SEO Professional 6 26:11
Right, just as a follow up, we’re getting discovered and not indexed, rather, rather than crawled and not indexed for those 99%. Should we differentiate between those two, because our site is not that big. And this can’t be a crawl budget issue, in my view. In that case, are those two designations pretty much the same in that it’s just a quality issue?
I like, again, I don’t know your website. So it’s hard for me to say okay, and but it, if it’s something where you’re seeing kind of the clean URLs being listed in the discovered, not indexed report, essentially, the URLs that you do want to have indexed, then to me that sounds like it’s really less a matter of like Google can’t go off and crawl that many URLs.
Because, again, with like 25,000 pages, most servers that are kind of reasonably sized can easily allow that kind of crawling on on a regular basis. And it’s probably really more a matter of our understanding of the overall website quality. And with larger websites, or if in the discovered report—discovered, not indexed report—you see that there are lots of different variations of URLs, like with parameters or with upper or lowercase, those kinds of things, that can be a sign that the internal linking is kind of messy, and that we’re having trouble finding the right URLs to crawl.

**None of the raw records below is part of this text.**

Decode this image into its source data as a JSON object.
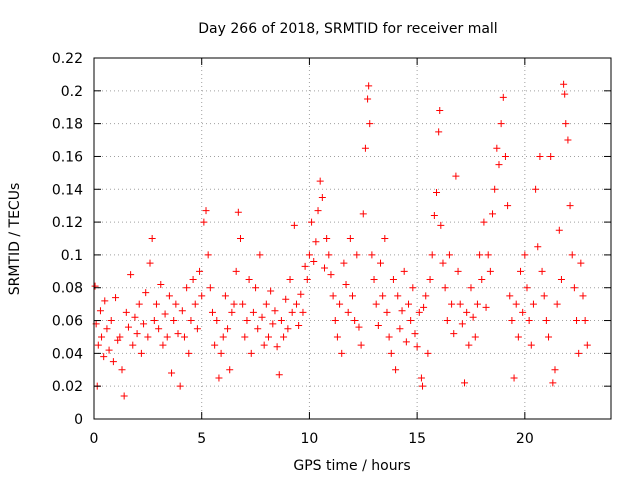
{
  "chart_data": {
    "type": "scatter",
    "title": "Day 266 of 2018, SRMTID for receiver mall",
    "xlabel": "GPS time / hours",
    "ylabel": "SRMTID / TECUs",
    "xlim": [
      0,
      24
    ],
    "ylim": [
      0,
      0.22
    ],
    "xticks": [
      0,
      5,
      10,
      15,
      20
    ],
    "yticks": [
      0,
      0.02,
      0.04,
      0.06,
      0.08,
      0.1,
      0.12,
      0.14,
      0.16,
      0.18,
      0.2,
      0.22
    ],
    "grid": "dotted",
    "marker": "+",
    "color": "#ff0000",
    "points": [
      [
        0.05,
        0.081
      ],
      [
        0.1,
        0.058
      ],
      [
        0.15,
        0.02
      ],
      [
        0.2,
        0.045
      ],
      [
        0.3,
        0.066
      ],
      [
        0.35,
        0.05
      ],
      [
        0.45,
        0.038
      ],
      [
        0.5,
        0.072
      ],
      [
        0.6,
        0.055
      ],
      [
        0.7,
        0.042
      ],
      [
        0.8,
        0.06
      ],
      [
        0.9,
        0.035
      ],
      [
        1.0,
        0.074
      ],
      [
        1.1,
        0.048
      ],
      [
        1.2,
        0.05
      ],
      [
        1.3,
        0.03
      ],
      [
        1.4,
        0.014
      ],
      [
        1.5,
        0.065
      ],
      [
        1.6,
        0.056
      ],
      [
        1.7,
        0.088
      ],
      [
        1.8,
        0.045
      ],
      [
        1.9,
        0.062
      ],
      [
        2.0,
        0.052
      ],
      [
        2.1,
        0.07
      ],
      [
        2.2,
        0.04
      ],
      [
        2.3,
        0.058
      ],
      [
        2.4,
        0.077
      ],
      [
        2.5,
        0.05
      ],
      [
        2.6,
        0.095
      ],
      [
        2.7,
        0.11
      ],
      [
        2.8,
        0.06
      ],
      [
        2.9,
        0.07
      ],
      [
        3.0,
        0.055
      ],
      [
        3.1,
        0.082
      ],
      [
        3.2,
        0.045
      ],
      [
        3.3,
        0.064
      ],
      [
        3.4,
        0.05
      ],
      [
        3.5,
        0.075
      ],
      [
        3.6,
        0.028
      ],
      [
        3.7,
        0.06
      ],
      [
        3.8,
        0.07
      ],
      [
        3.9,
        0.052
      ],
      [
        4.0,
        0.02
      ],
      [
        4.1,
        0.066
      ],
      [
        4.2,
        0.05
      ],
      [
        4.3,
        0.08
      ],
      [
        4.4,
        0.04
      ],
      [
        4.5,
        0.06
      ],
      [
        4.6,
        0.085
      ],
      [
        4.7,
        0.07
      ],
      [
        4.8,
        0.055
      ],
      [
        4.9,
        0.09
      ],
      [
        5.0,
        0.075
      ],
      [
        5.1,
        0.12
      ],
      [
        5.2,
        0.127
      ],
      [
        5.3,
        0.1
      ],
      [
        5.4,
        0.08
      ],
      [
        5.5,
        0.065
      ],
      [
        5.6,
        0.045
      ],
      [
        5.7,
        0.06
      ],
      [
        5.8,
        0.025
      ],
      [
        5.9,
        0.04
      ],
      [
        6.0,
        0.05
      ],
      [
        6.1,
        0.075
      ],
      [
        6.2,
        0.055
      ],
      [
        6.3,
        0.03
      ],
      [
        6.4,
        0.065
      ],
      [
        6.5,
        0.07
      ],
      [
        6.6,
        0.09
      ],
      [
        6.7,
        0.126
      ],
      [
        6.8,
        0.11
      ],
      [
        6.9,
        0.07
      ],
      [
        7.0,
        0.05
      ],
      [
        7.1,
        0.06
      ],
      [
        7.2,
        0.085
      ],
      [
        7.3,
        0.04
      ],
      [
        7.4,
        0.065
      ],
      [
        7.5,
        0.08
      ],
      [
        7.6,
        0.055
      ],
      [
        7.7,
        0.1
      ],
      [
        7.8,
        0.062
      ],
      [
        7.9,
        0.045
      ],
      [
        8.0,
        0.07
      ],
      [
        8.1,
        0.05
      ],
      [
        8.2,
        0.078
      ],
      [
        8.3,
        0.058
      ],
      [
        8.4,
        0.066
      ],
      [
        8.5,
        0.044
      ],
      [
        8.6,
        0.027
      ],
      [
        8.7,
        0.06
      ],
      [
        8.8,
        0.05
      ],
      [
        8.9,
        0.073
      ],
      [
        9.0,
        0.055
      ],
      [
        9.1,
        0.085
      ],
      [
        9.2,
        0.065
      ],
      [
        9.3,
        0.118
      ],
      [
        9.4,
        0.07
      ],
      [
        9.5,
        0.057
      ],
      [
        9.6,
        0.076
      ],
      [
        9.7,
        0.065
      ],
      [
        9.8,
        0.093
      ],
      [
        9.9,
        0.085
      ],
      [
        10.0,
        0.1
      ],
      [
        10.1,
        0.12
      ],
      [
        10.2,
        0.096
      ],
      [
        10.3,
        0.108
      ],
      [
        10.4,
        0.127
      ],
      [
        10.5,
        0.145
      ],
      [
        10.6,
        0.135
      ],
      [
        10.7,
        0.092
      ],
      [
        10.8,
        0.11
      ],
      [
        10.9,
        0.1
      ],
      [
        11.0,
        0.088
      ],
      [
        11.1,
        0.075
      ],
      [
        11.2,
        0.06
      ],
      [
        11.3,
        0.05
      ],
      [
        11.4,
        0.07
      ],
      [
        11.5,
        0.04
      ],
      [
        11.6,
        0.095
      ],
      [
        11.7,
        0.082
      ],
      [
        11.8,
        0.065
      ],
      [
        11.9,
        0.11
      ],
      [
        12.0,
        0.075
      ],
      [
        12.1,
        0.06
      ],
      [
        12.2,
        0.1
      ],
      [
        12.3,
        0.056
      ],
      [
        12.4,
        0.045
      ],
      [
        12.5,
        0.125
      ],
      [
        12.6,
        0.165
      ],
      [
        12.7,
        0.195
      ],
      [
        12.75,
        0.203
      ],
      [
        12.8,
        0.18
      ],
      [
        12.9,
        0.1
      ],
      [
        13.0,
        0.085
      ],
      [
        13.1,
        0.07
      ],
      [
        13.2,
        0.057
      ],
      [
        13.3,
        0.095
      ],
      [
        13.4,
        0.075
      ],
      [
        13.5,
        0.11
      ],
      [
        13.6,
        0.065
      ],
      [
        13.7,
        0.05
      ],
      [
        13.8,
        0.04
      ],
      [
        13.9,
        0.085
      ],
      [
        14.0,
        0.03
      ],
      [
        14.1,
        0.075
      ],
      [
        14.2,
        0.055
      ],
      [
        14.3,
        0.066
      ],
      [
        14.4,
        0.09
      ],
      [
        14.5,
        0.047
      ],
      [
        14.6,
        0.07
      ],
      [
        14.7,
        0.06
      ],
      [
        14.8,
        0.08
      ],
      [
        14.9,
        0.052
      ],
      [
        15.0,
        0.044
      ],
      [
        15.1,
        0.065
      ],
      [
        15.2,
        0.025
      ],
      [
        15.25,
        0.02
      ],
      [
        15.3,
        0.068
      ],
      [
        15.4,
        0.075
      ],
      [
        15.5,
        0.04
      ],
      [
        15.6,
        0.085
      ],
      [
        15.7,
        0.1
      ],
      [
        15.8,
        0.124
      ],
      [
        15.9,
        0.138
      ],
      [
        16.0,
        0.175
      ],
      [
        16.05,
        0.188
      ],
      [
        16.1,
        0.118
      ],
      [
        16.2,
        0.095
      ],
      [
        16.3,
        0.08
      ],
      [
        16.4,
        0.06
      ],
      [
        16.5,
        0.1
      ],
      [
        16.6,
        0.07
      ],
      [
        16.7,
        0.052
      ],
      [
        16.8,
        0.148
      ],
      [
        16.9,
        0.09
      ],
      [
        17.0,
        0.07
      ],
      [
        17.1,
        0.058
      ],
      [
        17.2,
        0.022
      ],
      [
        17.3,
        0.065
      ],
      [
        17.4,
        0.045
      ],
      [
        17.5,
        0.08
      ],
      [
        17.6,
        0.062
      ],
      [
        17.7,
        0.05
      ],
      [
        17.8,
        0.07
      ],
      [
        17.9,
        0.1
      ],
      [
        18.0,
        0.085
      ],
      [
        18.1,
        0.12
      ],
      [
        18.2,
        0.068
      ],
      [
        18.3,
        0.1
      ],
      [
        18.4,
        0.09
      ],
      [
        18.5,
        0.125
      ],
      [
        18.6,
        0.14
      ],
      [
        18.7,
        0.165
      ],
      [
        18.8,
        0.155
      ],
      [
        18.9,
        0.18
      ],
      [
        19.0,
        0.196
      ],
      [
        19.1,
        0.16
      ],
      [
        19.2,
        0.13
      ],
      [
        19.3,
        0.075
      ],
      [
        19.4,
        0.06
      ],
      [
        19.5,
        0.025
      ],
      [
        19.6,
        0.07
      ],
      [
        19.7,
        0.05
      ],
      [
        19.8,
        0.09
      ],
      [
        19.9,
        0.065
      ],
      [
        20.0,
        0.1
      ],
      [
        20.1,
        0.08
      ],
      [
        20.2,
        0.06
      ],
      [
        20.3,
        0.045
      ],
      [
        20.4,
        0.07
      ],
      [
        20.5,
        0.14
      ],
      [
        20.6,
        0.105
      ],
      [
        20.7,
        0.16
      ],
      [
        20.8,
        0.09
      ],
      [
        20.9,
        0.075
      ],
      [
        21.0,
        0.06
      ],
      [
        21.1,
        0.05
      ],
      [
        21.2,
        0.16
      ],
      [
        21.3,
        0.022
      ],
      [
        21.4,
        0.03
      ],
      [
        21.5,
        0.07
      ],
      [
        21.6,
        0.115
      ],
      [
        21.7,
        0.085
      ],
      [
        21.8,
        0.204
      ],
      [
        21.85,
        0.198
      ],
      [
        21.9,
        0.18
      ],
      [
        22.0,
        0.17
      ],
      [
        22.1,
        0.13
      ],
      [
        22.2,
        0.1
      ],
      [
        22.3,
        0.08
      ],
      [
        22.4,
        0.06
      ],
      [
        22.5,
        0.04
      ],
      [
        22.6,
        0.095
      ],
      [
        22.7,
        0.075
      ],
      [
        22.8,
        0.06
      ],
      [
        22.9,
        0.045
      ]
    ]
  }
}
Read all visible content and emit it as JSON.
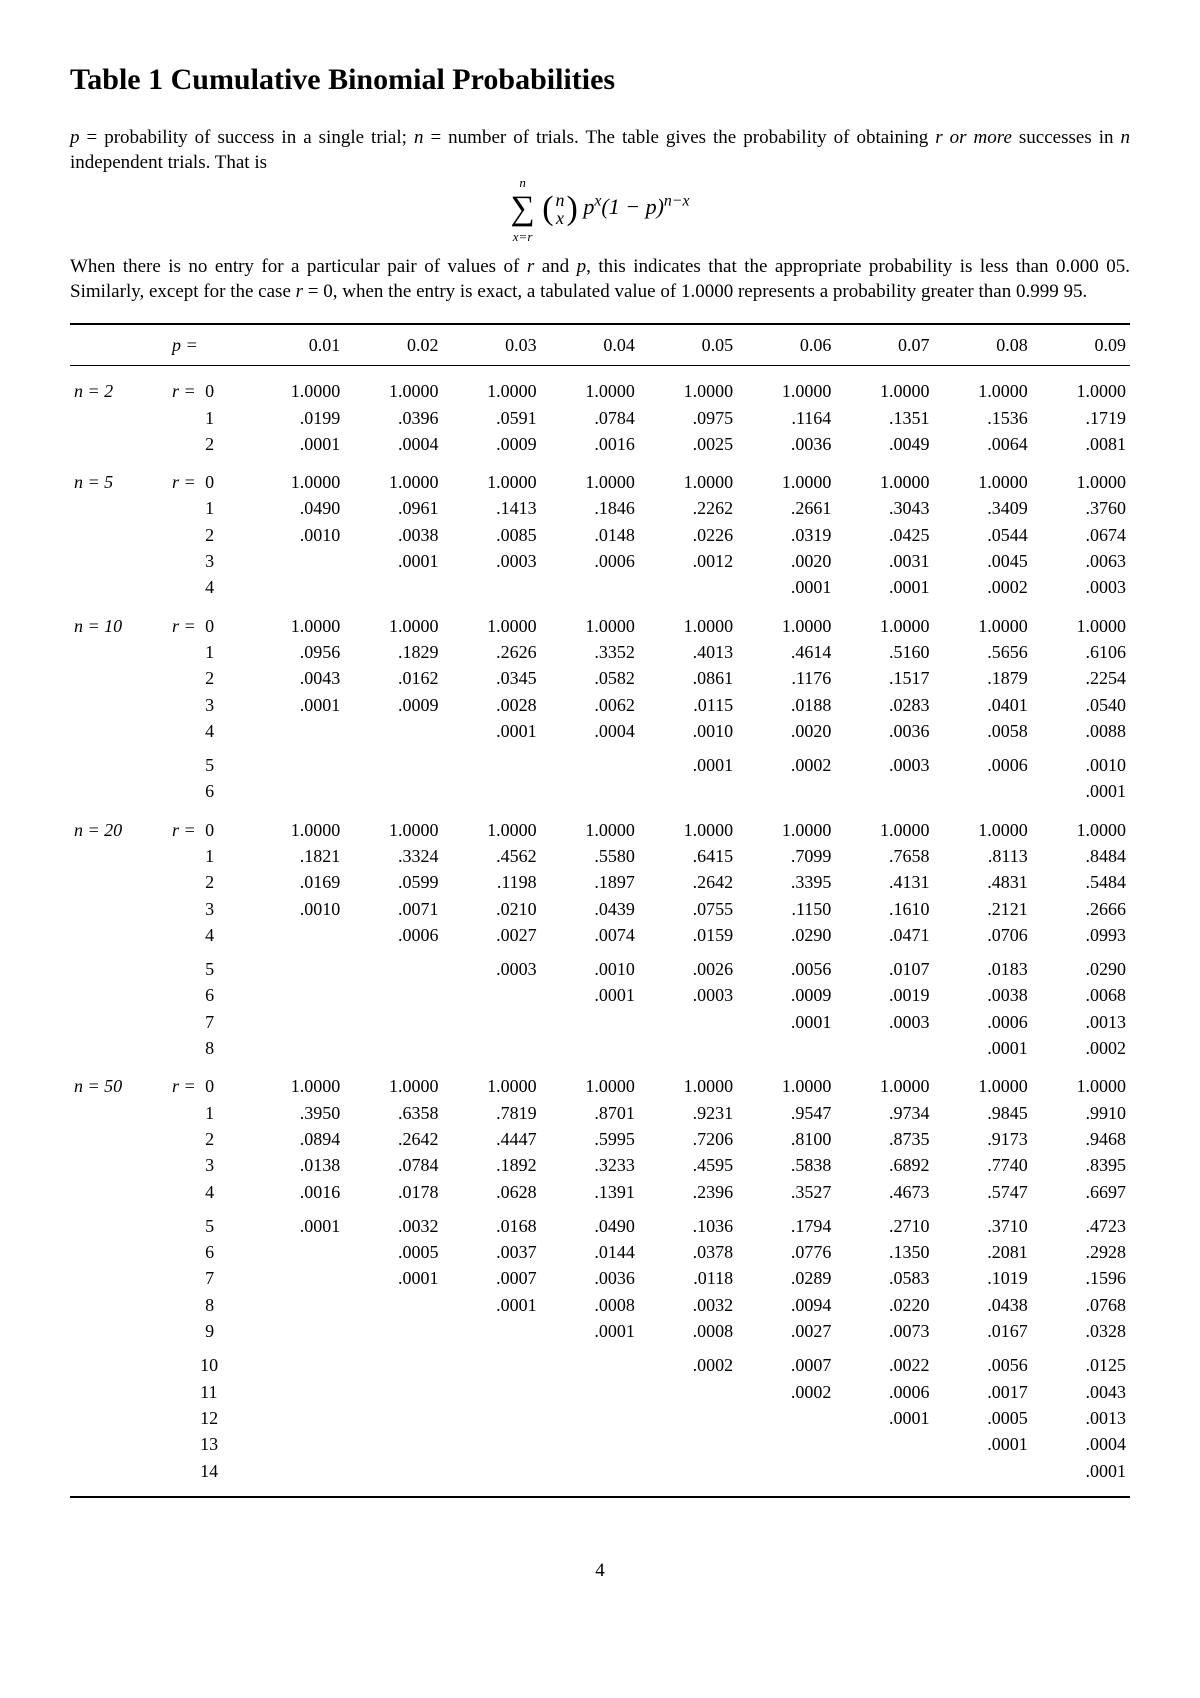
{
  "title": "Table 1  Cumulative Binomial Probabilities",
  "intro1_a": "p",
  "intro1_b": " = probability of success in a single trial; ",
  "intro1_c": "n",
  "intro1_d": " = number of trials. The table gives the probability of obtaining ",
  "intro1_e": "r or more",
  "intro1_f": " successes in ",
  "intro1_g": "n",
  "intro1_h": " independent trials. That is",
  "intro2_a": "When there is no entry for a particular pair of values of ",
  "intro2_b": "r",
  "intro2_c": " and ",
  "intro2_d": "p",
  "intro2_e": ", this indicates that the appropriate probability is less than 0.000 05. Similarly, except for the case ",
  "intro2_f": "r",
  "intro2_g": " = 0, when the entry is exact, a tabulated value of 1.0000 represents a probability greater than 0.999 95.",
  "header_p": "p =",
  "p_values": [
    "0.01",
    "0.02",
    "0.03",
    "0.04",
    "0.05",
    "0.06",
    "0.07",
    "0.08",
    "0.09"
  ],
  "page_number": "4",
  "groups": [
    {
      "n": "n = 2",
      "blocks": [
        [
          {
            "r": "r = 0",
            "v": [
              "1.0000",
              "1.0000",
              "1.0000",
              "1.0000",
              "1.0000",
              "1.0000",
              "1.0000",
              "1.0000",
              "1.0000"
            ]
          },
          {
            "r": "1",
            "v": [
              ".0199",
              ".0396",
              ".0591",
              ".0784",
              ".0975",
              ".1164",
              ".1351",
              ".1536",
              ".1719"
            ]
          },
          {
            "r": "2",
            "v": [
              ".0001",
              ".0004",
              ".0009",
              ".0016",
              ".0025",
              ".0036",
              ".0049",
              ".0064",
              ".0081"
            ]
          }
        ]
      ]
    },
    {
      "n": "n = 5",
      "blocks": [
        [
          {
            "r": "r = 0",
            "v": [
              "1.0000",
              "1.0000",
              "1.0000",
              "1.0000",
              "1.0000",
              "1.0000",
              "1.0000",
              "1.0000",
              "1.0000"
            ]
          },
          {
            "r": "1",
            "v": [
              ".0490",
              ".0961",
              ".1413",
              ".1846",
              ".2262",
              ".2661",
              ".3043",
              ".3409",
              ".3760"
            ]
          },
          {
            "r": "2",
            "v": [
              ".0010",
              ".0038",
              ".0085",
              ".0148",
              ".0226",
              ".0319",
              ".0425",
              ".0544",
              ".0674"
            ]
          },
          {
            "r": "3",
            "v": [
              "",
              ".0001",
              ".0003",
              ".0006",
              ".0012",
              ".0020",
              ".0031",
              ".0045",
              ".0063"
            ]
          },
          {
            "r": "4",
            "v": [
              "",
              "",
              "",
              "",
              "",
              ".0001",
              ".0001",
              ".0002",
              ".0003"
            ]
          }
        ]
      ]
    },
    {
      "n": "n = 10",
      "blocks": [
        [
          {
            "r": "r = 0",
            "v": [
              "1.0000",
              "1.0000",
              "1.0000",
              "1.0000",
              "1.0000",
              "1.0000",
              "1.0000",
              "1.0000",
              "1.0000"
            ]
          },
          {
            "r": "1",
            "v": [
              ".0956",
              ".1829",
              ".2626",
              ".3352",
              ".4013",
              ".4614",
              ".5160",
              ".5656",
              ".6106"
            ]
          },
          {
            "r": "2",
            "v": [
              ".0043",
              ".0162",
              ".0345",
              ".0582",
              ".0861",
              ".1176",
              ".1517",
              ".1879",
              ".2254"
            ]
          },
          {
            "r": "3",
            "v": [
              ".0001",
              ".0009",
              ".0028",
              ".0062",
              ".0115",
              ".0188",
              ".0283",
              ".0401",
              ".0540"
            ]
          },
          {
            "r": "4",
            "v": [
              "",
              "",
              ".0001",
              ".0004",
              ".0010",
              ".0020",
              ".0036",
              ".0058",
              ".0088"
            ]
          }
        ],
        [
          {
            "r": "5",
            "v": [
              "",
              "",
              "",
              "",
              ".0001",
              ".0002",
              ".0003",
              ".0006",
              ".0010"
            ]
          },
          {
            "r": "6",
            "v": [
              "",
              "",
              "",
              "",
              "",
              "",
              "",
              "",
              ".0001"
            ]
          }
        ]
      ]
    },
    {
      "n": "n = 20",
      "blocks": [
        [
          {
            "r": "r = 0",
            "v": [
              "1.0000",
              "1.0000",
              "1.0000",
              "1.0000",
              "1.0000",
              "1.0000",
              "1.0000",
              "1.0000",
              "1.0000"
            ]
          },
          {
            "r": "1",
            "v": [
              ".1821",
              ".3324",
              ".4562",
              ".5580",
              ".6415",
              ".7099",
              ".7658",
              ".8113",
              ".8484"
            ]
          },
          {
            "r": "2",
            "v": [
              ".0169",
              ".0599",
              ".1198",
              ".1897",
              ".2642",
              ".3395",
              ".4131",
              ".4831",
              ".5484"
            ]
          },
          {
            "r": "3",
            "v": [
              ".0010",
              ".0071",
              ".0210",
              ".0439",
              ".0755",
              ".1150",
              ".1610",
              ".2121",
              ".2666"
            ]
          },
          {
            "r": "4",
            "v": [
              "",
              ".0006",
              ".0027",
              ".0074",
              ".0159",
              ".0290",
              ".0471",
              ".0706",
              ".0993"
            ]
          }
        ],
        [
          {
            "r": "5",
            "v": [
              "",
              "",
              ".0003",
              ".0010",
              ".0026",
              ".0056",
              ".0107",
              ".0183",
              ".0290"
            ]
          },
          {
            "r": "6",
            "v": [
              "",
              "",
              "",
              ".0001",
              ".0003",
              ".0009",
              ".0019",
              ".0038",
              ".0068"
            ]
          },
          {
            "r": "7",
            "v": [
              "",
              "",
              "",
              "",
              "",
              ".0001",
              ".0003",
              ".0006",
              ".0013"
            ]
          },
          {
            "r": "8",
            "v": [
              "",
              "",
              "",
              "",
              "",
              "",
              "",
              ".0001",
              ".0002"
            ]
          }
        ]
      ]
    },
    {
      "n": "n = 50",
      "blocks": [
        [
          {
            "r": "r = 0",
            "v": [
              "1.0000",
              "1.0000",
              "1.0000",
              "1.0000",
              "1.0000",
              "1.0000",
              "1.0000",
              "1.0000",
              "1.0000"
            ]
          },
          {
            "r": "1",
            "v": [
              ".3950",
              ".6358",
              ".7819",
              ".8701",
              ".9231",
              ".9547",
              ".9734",
              ".9845",
              ".9910"
            ]
          },
          {
            "r": "2",
            "v": [
              ".0894",
              ".2642",
              ".4447",
              ".5995",
              ".7206",
              ".8100",
              ".8735",
              ".9173",
              ".9468"
            ]
          },
          {
            "r": "3",
            "v": [
              ".0138",
              ".0784",
              ".1892",
              ".3233",
              ".4595",
              ".5838",
              ".6892",
              ".7740",
              ".8395"
            ]
          },
          {
            "r": "4",
            "v": [
              ".0016",
              ".0178",
              ".0628",
              ".1391",
              ".2396",
              ".3527",
              ".4673",
              ".5747",
              ".6697"
            ]
          }
        ],
        [
          {
            "r": "5",
            "v": [
              ".0001",
              ".0032",
              ".0168",
              ".0490",
              ".1036",
              ".1794",
              ".2710",
              ".3710",
              ".4723"
            ]
          },
          {
            "r": "6",
            "v": [
              "",
              ".0005",
              ".0037",
              ".0144",
              ".0378",
              ".0776",
              ".1350",
              ".2081",
              ".2928"
            ]
          },
          {
            "r": "7",
            "v": [
              "",
              ".0001",
              ".0007",
              ".0036",
              ".0118",
              ".0289",
              ".0583",
              ".1019",
              ".1596"
            ]
          },
          {
            "r": "8",
            "v": [
              "",
              "",
              ".0001",
              ".0008",
              ".0032",
              ".0094",
              ".0220",
              ".0438",
              ".0768"
            ]
          },
          {
            "r": "9",
            "v": [
              "",
              "",
              "",
              ".0001",
              ".0008",
              ".0027",
              ".0073",
              ".0167",
              ".0328"
            ]
          }
        ],
        [
          {
            "r": "10",
            "v": [
              "",
              "",
              "",
              "",
              ".0002",
              ".0007",
              ".0022",
              ".0056",
              ".0125"
            ]
          },
          {
            "r": "11",
            "v": [
              "",
              "",
              "",
              "",
              "",
              ".0002",
              ".0006",
              ".0017",
              ".0043"
            ]
          },
          {
            "r": "12",
            "v": [
              "",
              "",
              "",
              "",
              "",
              "",
              ".0001",
              ".0005",
              ".0013"
            ]
          },
          {
            "r": "13",
            "v": [
              "",
              "",
              "",
              "",
              "",
              "",
              "",
              ".0001",
              ".0004"
            ]
          },
          {
            "r": "14",
            "v": [
              "",
              "",
              "",
              "",
              "",
              "",
              "",
              "",
              ".0001"
            ]
          }
        ]
      ]
    }
  ]
}
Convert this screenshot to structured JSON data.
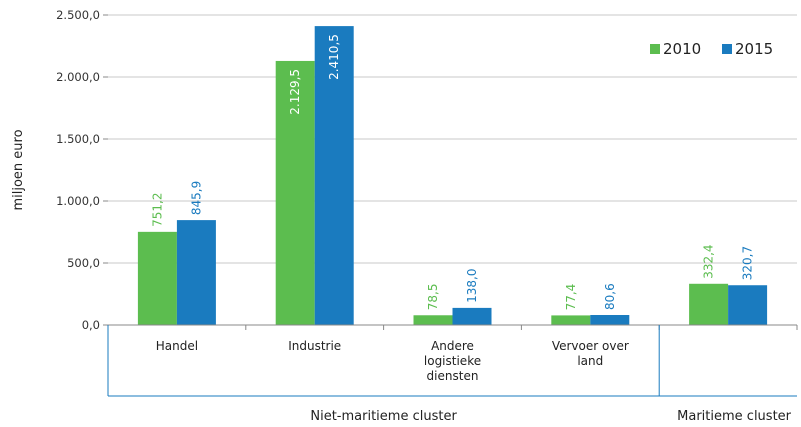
{
  "chart_data": {
    "type": "bar",
    "ylabel": "miljoen euro",
    "ylim": [
      0,
      2500
    ],
    "yticks": [
      "0,0",
      "500,0",
      "1.000,0",
      "1.500,0",
      "2.000,0",
      "2.500,0"
    ],
    "grid": true,
    "legend_position": "top-right",
    "categories": [
      {
        "label": "Handel",
        "group": 0
      },
      {
        "label": "Industrie",
        "group": 0
      },
      {
        "label": "Andere\nlogistieke\ndiensten",
        "group": 0
      },
      {
        "label": "Vervoer over\nland",
        "group": 0
      },
      {
        "label": "",
        "group": 1
      }
    ],
    "groups": [
      "Niet-maritieme cluster",
      "Maritieme cluster"
    ],
    "series": [
      {
        "name": "2010",
        "color": "#5cbd4f",
        "values": [
          751.2,
          2129.5,
          78.5,
          77.4,
          332.4
        ],
        "labels": [
          "751,2",
          "2.129,5",
          "78,5",
          "77,4",
          "332,4"
        ]
      },
      {
        "name": "2015",
        "color": "#1a7bbf",
        "values": [
          845.9,
          2410.5,
          138.0,
          80.6,
          320.7
        ],
        "labels": [
          "845,9",
          "2.410,5",
          "138,0",
          "80,6",
          "320,7"
        ]
      }
    ]
  }
}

But if we’re showing the right URLs in the discovered and not indexed report, and it’s a reasonably small website, then to me that kind of points more in the direction of the overall site quality.
SEO Professional 6 27:54
Right? So do you think we should try to add text in there? What we show is really a directory of companies, and we show what a stock price means in terms of future growth of that company. So it’s a number. But there’s not a whole lot of, sort of, readable text that goes with it. It’s just, you know, a number.
Does this $20 stock mean 10% growth or 15% growth, is what’s valuable. We can add it, we do have a description, but it’s common to all those companies. And, you know, we’ve got to figure out what to do if we were to squeeze in unique text per each company. But should we head in that direction? Do you think?
I don’t think the text will affect how we index the pages. So so from that point of view, it’s something where if you see the text affecting how users kind of look at your pages, and are able to interact with your pages, and then sure, but that’s more a matter of trying to figure out what users are actually looking for and where you can pry provide unique value to your users.
But just kind of adding text to pages, I don’t think would affect how we would crawl and index those pages. If it’s something where you’re providing numbers like, I don’t know, like, like the stock numbers there. That’s something where I would also try to figure out what you can do to make sure that what you’re providing is unique and provides value to users and do something maybe along the lines of a user study to figure out what what is it that we can do to make our website such that users recommend it to other people as well and kind of that it builds up almost like I don’t know, trust or something from from the user point of view.
And a lot of times those are not purely technical things that you change on a website where you change a design or you change, convert some of the text, some of the numbers into text for example. It’s really a matter of the overall setup of the website.